Celan at 100

Photo: Gisèle Celan-Lestrange / S. Fischer Verlag GmbH

LAST YEAR marked the centennial of the birth of Paul Celan, who wrote some of the most potent and haunting poetry of the 20th century. Celan—born Paul Antschel in Czernowitz, Romania (now part of Ukraine) in 1920—lived a life scarred by personal and historical tragedy. In 1942, his parents were taken to a Nazi concentration camp, where they both died; Celan himself survived eighteen months in a labor camp. These experiences, especially the murder of his mother, cast a long shadow over the rest of his life, and deeply informed his poetics.

In the last years of the war, Celan moved to Bucharest, then Vienna, before settling in Paris in 1948. That same year, he published his first book of poems, Der Sand aus den Urnen (The Sand from the Urns). Celan wrote in German—a tongue to which he felt inextricably and complicatedly bound, both because of his mother’s love for the language and because of its relationship to Nazi violence. It became his lifelong project to ask: What can poetry do in the wake of unspeakable horror, when the language and the horror are irrevocably enmeshed?
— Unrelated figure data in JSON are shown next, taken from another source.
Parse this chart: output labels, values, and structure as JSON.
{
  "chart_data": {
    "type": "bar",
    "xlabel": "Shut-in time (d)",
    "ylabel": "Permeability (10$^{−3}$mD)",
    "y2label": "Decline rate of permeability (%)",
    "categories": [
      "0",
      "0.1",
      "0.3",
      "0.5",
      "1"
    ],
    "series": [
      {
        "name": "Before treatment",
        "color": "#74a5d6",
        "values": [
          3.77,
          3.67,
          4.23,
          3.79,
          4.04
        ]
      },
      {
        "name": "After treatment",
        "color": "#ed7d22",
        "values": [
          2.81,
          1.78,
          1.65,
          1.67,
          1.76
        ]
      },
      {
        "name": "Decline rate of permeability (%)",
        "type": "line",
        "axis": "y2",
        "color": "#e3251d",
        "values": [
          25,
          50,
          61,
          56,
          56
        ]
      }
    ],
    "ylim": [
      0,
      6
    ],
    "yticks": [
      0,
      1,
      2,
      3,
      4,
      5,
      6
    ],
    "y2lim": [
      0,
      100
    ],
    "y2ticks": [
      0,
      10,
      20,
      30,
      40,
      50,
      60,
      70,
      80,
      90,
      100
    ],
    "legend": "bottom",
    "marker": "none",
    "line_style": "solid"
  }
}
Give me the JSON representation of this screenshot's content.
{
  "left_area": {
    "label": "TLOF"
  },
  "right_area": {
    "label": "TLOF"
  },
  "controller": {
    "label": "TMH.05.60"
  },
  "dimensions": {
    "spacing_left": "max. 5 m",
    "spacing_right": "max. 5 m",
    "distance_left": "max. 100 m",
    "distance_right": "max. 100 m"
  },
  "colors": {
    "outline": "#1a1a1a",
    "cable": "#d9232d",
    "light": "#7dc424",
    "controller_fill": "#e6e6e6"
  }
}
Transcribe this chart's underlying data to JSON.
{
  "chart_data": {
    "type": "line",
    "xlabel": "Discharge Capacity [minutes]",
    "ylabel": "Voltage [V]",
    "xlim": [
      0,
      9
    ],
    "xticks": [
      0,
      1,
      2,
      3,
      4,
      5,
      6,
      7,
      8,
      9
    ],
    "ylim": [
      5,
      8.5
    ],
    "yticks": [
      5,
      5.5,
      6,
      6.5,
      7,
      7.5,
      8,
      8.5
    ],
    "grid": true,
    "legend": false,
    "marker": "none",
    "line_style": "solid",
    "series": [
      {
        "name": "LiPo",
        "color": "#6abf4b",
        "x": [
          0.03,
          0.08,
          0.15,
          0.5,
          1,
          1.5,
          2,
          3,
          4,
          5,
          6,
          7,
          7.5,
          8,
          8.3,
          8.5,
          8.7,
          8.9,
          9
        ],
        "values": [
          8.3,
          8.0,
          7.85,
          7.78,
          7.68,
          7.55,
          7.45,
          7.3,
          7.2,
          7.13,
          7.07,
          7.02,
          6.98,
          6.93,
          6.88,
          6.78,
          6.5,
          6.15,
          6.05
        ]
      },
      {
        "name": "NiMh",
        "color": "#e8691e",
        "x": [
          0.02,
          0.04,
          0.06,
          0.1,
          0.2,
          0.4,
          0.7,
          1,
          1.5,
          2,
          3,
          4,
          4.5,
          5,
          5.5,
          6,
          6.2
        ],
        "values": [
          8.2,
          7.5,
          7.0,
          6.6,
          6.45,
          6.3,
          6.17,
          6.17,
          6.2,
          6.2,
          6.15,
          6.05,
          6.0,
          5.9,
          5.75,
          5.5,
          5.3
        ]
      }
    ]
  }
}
One of his first explorations of this question was the poem “Todesfuge” (“Deathfugue”), which first appeared in The Sand from the Urns. Here, Celan links the horrors of the death camp to “Schwarze Milch” (“black milk”), an image borrowed from the poet Rose Ausländer. The poem begins (in Pierre Joris’s translation):

Black milk of morning we drink you evenings
we drink you at noon and mornings we drink you at night
we drink and we drink
we dig a grave in the air there one lies at ease

“Todesfuge” quickly became one of the most widely taught and anthologized German poems about the Holocaust. Its popularity was accompanied by sanitized misinterpretations—some Germans read absolution and healing into the poem, which particularly vexed Celan—and he eventually renounced its poetics as too musical, too beautiful, for the horrors described. In his middle period and later work, his poetry becomes sparer, less lyrical, hollowing out the German and shattering its syntax—wrecking to reimagine—as in “Engführung” (“Stretto”), a rewriting of “Deathfugue” published a decade later:

Came, came.
Came a word, came,
came through the night,
wanted to shine, wanted to shine.
Ashes.
Ashes, ashes.
Night.
Night-and-night.—To
the eye, go, to the moist.

Celan’s desire to fracture conventional forms of sense-making gave much of his work a certain opacity: It resists attempts to directly apprehend its meaning, while opening itself up to readers willing to dwell in its strange shapes.

In the decades since Celan’s death by suicide in April of 1970, his poetry’s resonance has not abated. His enigmatic body of work—deeply situated in the post-Holocaust moment yet engaged with broader questions of rupture—has influenced artists from Doris Salcedo to Yoko Tawada to Claudia Rankine. Last year, the poet and translator Pierre Joris, who has been bringing Celan into English for decades, completed his work with the release of Memory Rose into Threshold Speech, which gathers together Celan’s early poetry collections, and Microliths They Are, Little Stones, which contains the poet’s previously unpublished prose. To honor the centennial and the release of Joris’s translations, we have curated a selection of Celan’s own works and a number of pieces in dialogue with him. Here you’ll find excerpts from Memory Rose and Microliths; etchings by Celan’s widow, the artist Gisèle Celan-Lestrange, made in conversation with his work; a series of brief meditations by the poets Aria Aber, Chase Berggrun, Peter Cole, and Michael Hofmann on mystery, translatability, and the limits of the speakable through readings of single Celan poems; a comic by Anne Carson in conversation with Celan’s “Todtnauberg”; and a discussion between Joris and the poet Fanny Howe on the work of ferrying Celan’s singular oeuvre from one language to another.

This online edition of the Celan folio also features a selection of poems by two underappreciated poets closely linked to Celan, translated and introduced by Carlie Hoffman: Rose Ausländer’s “To Life,” from which Celan inherited the image of black milk, and which was previously unavailable in English; and three poems by Selma Meerbaum-Eisinger, a younger cousin of Celan, who died at the age of 18 in a Nazi labor camp.